«Le conseguenze terribili degli eventi tragici dell'11 settembre sono ancora fra noi. La spirale di violenza e l'ostilità armata in Terra Santa, la terra della nascita, della morte e della resurrezione del Signore, una terra considerata sacra dalle tre grandi religioni monoteiste, hanno raggiunto livelli inimmaginabili e intollerabili. In tutto il mondo uomini, donne e bambini innocenti continuano a soffrire per i danni della guerra, della povertà, dell'ingiustizia e dello sfruttamento di ogni sorta»

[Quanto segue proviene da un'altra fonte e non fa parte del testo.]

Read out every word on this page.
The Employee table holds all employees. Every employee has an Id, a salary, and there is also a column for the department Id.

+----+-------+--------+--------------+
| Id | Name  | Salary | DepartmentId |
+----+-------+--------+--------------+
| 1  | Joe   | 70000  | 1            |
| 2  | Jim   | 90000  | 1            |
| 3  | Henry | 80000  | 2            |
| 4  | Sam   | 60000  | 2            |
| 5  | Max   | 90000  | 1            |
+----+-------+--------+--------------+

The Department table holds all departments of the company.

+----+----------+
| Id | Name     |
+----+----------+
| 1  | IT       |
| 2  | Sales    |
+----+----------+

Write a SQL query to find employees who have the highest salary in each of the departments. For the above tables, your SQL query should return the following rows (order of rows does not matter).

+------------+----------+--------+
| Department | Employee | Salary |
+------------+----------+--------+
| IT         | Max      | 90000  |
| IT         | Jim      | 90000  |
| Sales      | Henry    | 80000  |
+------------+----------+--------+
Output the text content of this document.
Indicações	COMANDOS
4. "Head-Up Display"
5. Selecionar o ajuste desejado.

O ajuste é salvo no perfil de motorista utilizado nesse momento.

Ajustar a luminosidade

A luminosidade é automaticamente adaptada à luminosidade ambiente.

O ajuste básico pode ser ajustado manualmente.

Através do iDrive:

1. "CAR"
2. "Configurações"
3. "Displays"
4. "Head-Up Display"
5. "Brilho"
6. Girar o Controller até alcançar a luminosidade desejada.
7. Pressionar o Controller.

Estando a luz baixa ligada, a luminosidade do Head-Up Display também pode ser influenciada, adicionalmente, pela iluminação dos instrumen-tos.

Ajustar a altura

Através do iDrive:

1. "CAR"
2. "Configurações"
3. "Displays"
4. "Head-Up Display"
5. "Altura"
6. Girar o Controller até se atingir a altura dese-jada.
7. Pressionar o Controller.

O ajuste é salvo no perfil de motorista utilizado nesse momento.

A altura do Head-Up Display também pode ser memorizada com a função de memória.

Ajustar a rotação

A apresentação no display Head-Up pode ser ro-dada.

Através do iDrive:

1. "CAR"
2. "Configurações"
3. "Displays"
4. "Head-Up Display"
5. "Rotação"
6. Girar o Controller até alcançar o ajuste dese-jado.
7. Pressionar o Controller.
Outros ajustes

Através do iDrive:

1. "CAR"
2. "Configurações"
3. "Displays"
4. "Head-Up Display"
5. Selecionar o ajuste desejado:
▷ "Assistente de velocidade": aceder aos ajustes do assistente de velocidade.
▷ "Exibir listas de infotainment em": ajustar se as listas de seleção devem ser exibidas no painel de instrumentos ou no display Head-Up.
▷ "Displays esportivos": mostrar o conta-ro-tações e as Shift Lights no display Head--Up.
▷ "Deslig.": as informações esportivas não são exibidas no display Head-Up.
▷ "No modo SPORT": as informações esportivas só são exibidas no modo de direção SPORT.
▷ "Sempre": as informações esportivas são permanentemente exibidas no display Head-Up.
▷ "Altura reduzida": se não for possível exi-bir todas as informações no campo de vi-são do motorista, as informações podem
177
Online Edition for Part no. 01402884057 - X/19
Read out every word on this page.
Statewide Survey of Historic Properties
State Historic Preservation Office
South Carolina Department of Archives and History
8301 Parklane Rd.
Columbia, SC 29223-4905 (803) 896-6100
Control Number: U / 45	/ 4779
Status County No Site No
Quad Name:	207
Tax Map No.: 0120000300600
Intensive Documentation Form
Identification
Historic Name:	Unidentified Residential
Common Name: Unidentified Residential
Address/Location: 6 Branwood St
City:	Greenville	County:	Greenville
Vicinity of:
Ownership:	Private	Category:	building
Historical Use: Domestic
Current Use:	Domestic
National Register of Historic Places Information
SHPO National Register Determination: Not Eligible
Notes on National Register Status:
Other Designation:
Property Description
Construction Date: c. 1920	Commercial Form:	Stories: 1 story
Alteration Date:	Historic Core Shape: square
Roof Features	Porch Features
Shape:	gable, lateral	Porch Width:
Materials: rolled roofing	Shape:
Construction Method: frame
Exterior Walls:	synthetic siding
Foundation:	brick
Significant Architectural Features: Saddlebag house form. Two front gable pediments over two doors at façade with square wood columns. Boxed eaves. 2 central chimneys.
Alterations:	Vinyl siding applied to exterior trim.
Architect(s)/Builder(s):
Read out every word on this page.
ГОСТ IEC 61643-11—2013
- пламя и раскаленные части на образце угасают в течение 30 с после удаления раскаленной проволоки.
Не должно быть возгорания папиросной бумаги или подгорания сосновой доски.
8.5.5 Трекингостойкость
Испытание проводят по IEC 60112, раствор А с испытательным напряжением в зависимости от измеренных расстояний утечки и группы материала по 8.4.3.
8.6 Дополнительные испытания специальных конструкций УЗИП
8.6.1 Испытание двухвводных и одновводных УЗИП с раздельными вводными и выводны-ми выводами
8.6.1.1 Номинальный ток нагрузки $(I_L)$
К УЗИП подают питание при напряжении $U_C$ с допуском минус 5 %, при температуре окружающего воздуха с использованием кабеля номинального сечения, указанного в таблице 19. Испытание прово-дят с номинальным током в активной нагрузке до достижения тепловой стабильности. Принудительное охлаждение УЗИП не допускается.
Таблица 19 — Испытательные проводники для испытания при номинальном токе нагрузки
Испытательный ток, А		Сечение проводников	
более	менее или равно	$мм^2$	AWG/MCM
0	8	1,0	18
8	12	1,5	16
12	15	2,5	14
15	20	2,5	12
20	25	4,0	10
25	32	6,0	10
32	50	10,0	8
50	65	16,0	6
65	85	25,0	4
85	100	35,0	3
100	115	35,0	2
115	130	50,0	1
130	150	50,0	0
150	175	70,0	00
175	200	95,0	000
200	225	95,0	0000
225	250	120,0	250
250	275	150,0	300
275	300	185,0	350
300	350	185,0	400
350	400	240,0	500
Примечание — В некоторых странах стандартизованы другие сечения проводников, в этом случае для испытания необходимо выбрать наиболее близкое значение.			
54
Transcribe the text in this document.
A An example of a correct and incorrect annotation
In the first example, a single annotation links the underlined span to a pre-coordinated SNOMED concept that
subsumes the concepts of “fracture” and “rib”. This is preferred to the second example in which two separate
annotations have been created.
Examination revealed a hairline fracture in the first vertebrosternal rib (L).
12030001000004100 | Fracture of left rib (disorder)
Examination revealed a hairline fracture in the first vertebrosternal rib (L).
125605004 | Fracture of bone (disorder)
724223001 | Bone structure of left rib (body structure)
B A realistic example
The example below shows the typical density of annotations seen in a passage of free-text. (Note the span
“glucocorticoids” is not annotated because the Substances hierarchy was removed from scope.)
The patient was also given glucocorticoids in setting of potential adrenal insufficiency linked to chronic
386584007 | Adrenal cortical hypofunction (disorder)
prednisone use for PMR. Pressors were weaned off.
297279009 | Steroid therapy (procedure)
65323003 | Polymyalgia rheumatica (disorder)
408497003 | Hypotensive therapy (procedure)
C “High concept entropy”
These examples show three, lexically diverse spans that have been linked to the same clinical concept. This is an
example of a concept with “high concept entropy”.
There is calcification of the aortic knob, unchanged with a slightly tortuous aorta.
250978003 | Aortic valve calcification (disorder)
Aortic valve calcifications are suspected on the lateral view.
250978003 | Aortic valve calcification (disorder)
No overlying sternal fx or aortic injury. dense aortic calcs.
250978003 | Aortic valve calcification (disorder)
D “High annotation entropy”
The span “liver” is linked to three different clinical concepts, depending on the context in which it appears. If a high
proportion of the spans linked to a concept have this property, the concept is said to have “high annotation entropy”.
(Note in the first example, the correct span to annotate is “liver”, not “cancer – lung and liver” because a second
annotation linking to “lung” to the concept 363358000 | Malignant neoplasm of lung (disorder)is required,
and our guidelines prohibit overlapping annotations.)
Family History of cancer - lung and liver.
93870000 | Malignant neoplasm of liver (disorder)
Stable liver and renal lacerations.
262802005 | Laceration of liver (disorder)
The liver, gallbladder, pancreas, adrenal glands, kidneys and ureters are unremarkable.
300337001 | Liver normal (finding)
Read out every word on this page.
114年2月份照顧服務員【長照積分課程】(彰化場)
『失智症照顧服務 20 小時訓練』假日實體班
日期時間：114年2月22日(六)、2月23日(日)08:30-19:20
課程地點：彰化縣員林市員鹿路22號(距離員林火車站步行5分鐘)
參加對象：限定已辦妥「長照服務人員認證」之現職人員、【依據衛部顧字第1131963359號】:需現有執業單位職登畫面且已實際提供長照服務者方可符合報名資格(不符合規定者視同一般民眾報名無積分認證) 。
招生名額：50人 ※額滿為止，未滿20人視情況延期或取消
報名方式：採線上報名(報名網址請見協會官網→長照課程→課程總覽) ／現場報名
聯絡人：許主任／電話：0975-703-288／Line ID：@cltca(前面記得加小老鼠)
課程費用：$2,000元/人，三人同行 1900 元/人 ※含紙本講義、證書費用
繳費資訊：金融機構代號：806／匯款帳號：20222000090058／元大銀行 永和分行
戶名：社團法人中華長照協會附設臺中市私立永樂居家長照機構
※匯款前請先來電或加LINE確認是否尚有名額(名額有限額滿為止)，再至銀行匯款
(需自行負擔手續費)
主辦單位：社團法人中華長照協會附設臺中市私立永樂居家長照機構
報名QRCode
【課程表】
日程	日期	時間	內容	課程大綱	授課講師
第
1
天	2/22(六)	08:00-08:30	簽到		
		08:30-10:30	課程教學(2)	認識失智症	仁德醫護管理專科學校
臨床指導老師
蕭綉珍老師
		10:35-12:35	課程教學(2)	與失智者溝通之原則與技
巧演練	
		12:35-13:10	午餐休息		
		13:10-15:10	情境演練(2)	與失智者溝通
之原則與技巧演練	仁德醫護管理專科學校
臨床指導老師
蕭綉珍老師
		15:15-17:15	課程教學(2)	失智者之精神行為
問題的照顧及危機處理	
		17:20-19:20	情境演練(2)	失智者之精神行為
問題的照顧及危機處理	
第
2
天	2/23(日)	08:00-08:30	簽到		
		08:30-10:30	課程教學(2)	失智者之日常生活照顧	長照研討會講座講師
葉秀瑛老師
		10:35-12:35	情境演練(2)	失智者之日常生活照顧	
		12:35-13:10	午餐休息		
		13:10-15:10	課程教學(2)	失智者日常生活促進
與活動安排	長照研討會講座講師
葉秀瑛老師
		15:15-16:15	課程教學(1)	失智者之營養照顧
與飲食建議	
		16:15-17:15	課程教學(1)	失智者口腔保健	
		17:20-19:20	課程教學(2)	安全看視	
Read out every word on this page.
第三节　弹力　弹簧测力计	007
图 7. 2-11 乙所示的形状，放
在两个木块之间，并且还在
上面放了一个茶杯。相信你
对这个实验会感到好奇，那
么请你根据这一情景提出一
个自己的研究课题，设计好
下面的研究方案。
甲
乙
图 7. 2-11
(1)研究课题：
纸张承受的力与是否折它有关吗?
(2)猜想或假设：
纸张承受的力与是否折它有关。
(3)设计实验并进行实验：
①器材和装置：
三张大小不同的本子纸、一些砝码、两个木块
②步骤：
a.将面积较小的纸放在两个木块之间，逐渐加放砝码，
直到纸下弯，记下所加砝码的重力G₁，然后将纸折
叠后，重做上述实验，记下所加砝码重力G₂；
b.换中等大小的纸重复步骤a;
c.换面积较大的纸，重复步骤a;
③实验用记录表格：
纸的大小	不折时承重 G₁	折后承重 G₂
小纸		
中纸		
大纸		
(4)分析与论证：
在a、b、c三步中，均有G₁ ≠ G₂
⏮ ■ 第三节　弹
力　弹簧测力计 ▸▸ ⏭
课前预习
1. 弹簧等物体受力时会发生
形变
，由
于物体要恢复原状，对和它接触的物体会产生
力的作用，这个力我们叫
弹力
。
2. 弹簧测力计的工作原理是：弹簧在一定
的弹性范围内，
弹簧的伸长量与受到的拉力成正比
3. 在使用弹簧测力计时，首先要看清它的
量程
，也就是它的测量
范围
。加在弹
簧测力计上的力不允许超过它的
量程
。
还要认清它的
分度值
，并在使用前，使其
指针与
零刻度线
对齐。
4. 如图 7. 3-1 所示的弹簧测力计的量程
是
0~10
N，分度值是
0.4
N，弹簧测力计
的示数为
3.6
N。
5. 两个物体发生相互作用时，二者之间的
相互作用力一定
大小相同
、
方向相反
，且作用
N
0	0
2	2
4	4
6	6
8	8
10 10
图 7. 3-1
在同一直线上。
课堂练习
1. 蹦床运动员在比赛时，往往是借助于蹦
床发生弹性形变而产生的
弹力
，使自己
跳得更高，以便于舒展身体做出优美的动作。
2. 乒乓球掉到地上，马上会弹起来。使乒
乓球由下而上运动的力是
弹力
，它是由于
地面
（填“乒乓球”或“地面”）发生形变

(Giovanni Paolo II, 8 aprile 2002)

 

«"Mai più guerra! Mai più terrorismo! In nome di Dio ogni religione porti sulla terra giustizia e pace, perdono e vita, amore!". Questo è il solenne appello che, insieme con i responsabili di varie religioni, ho rivolto agli uomini del nostro tempo, respingendo con forza la tentazione di risolvere i gravi problemi dell'umanità con l'uso delle armi e della violenza»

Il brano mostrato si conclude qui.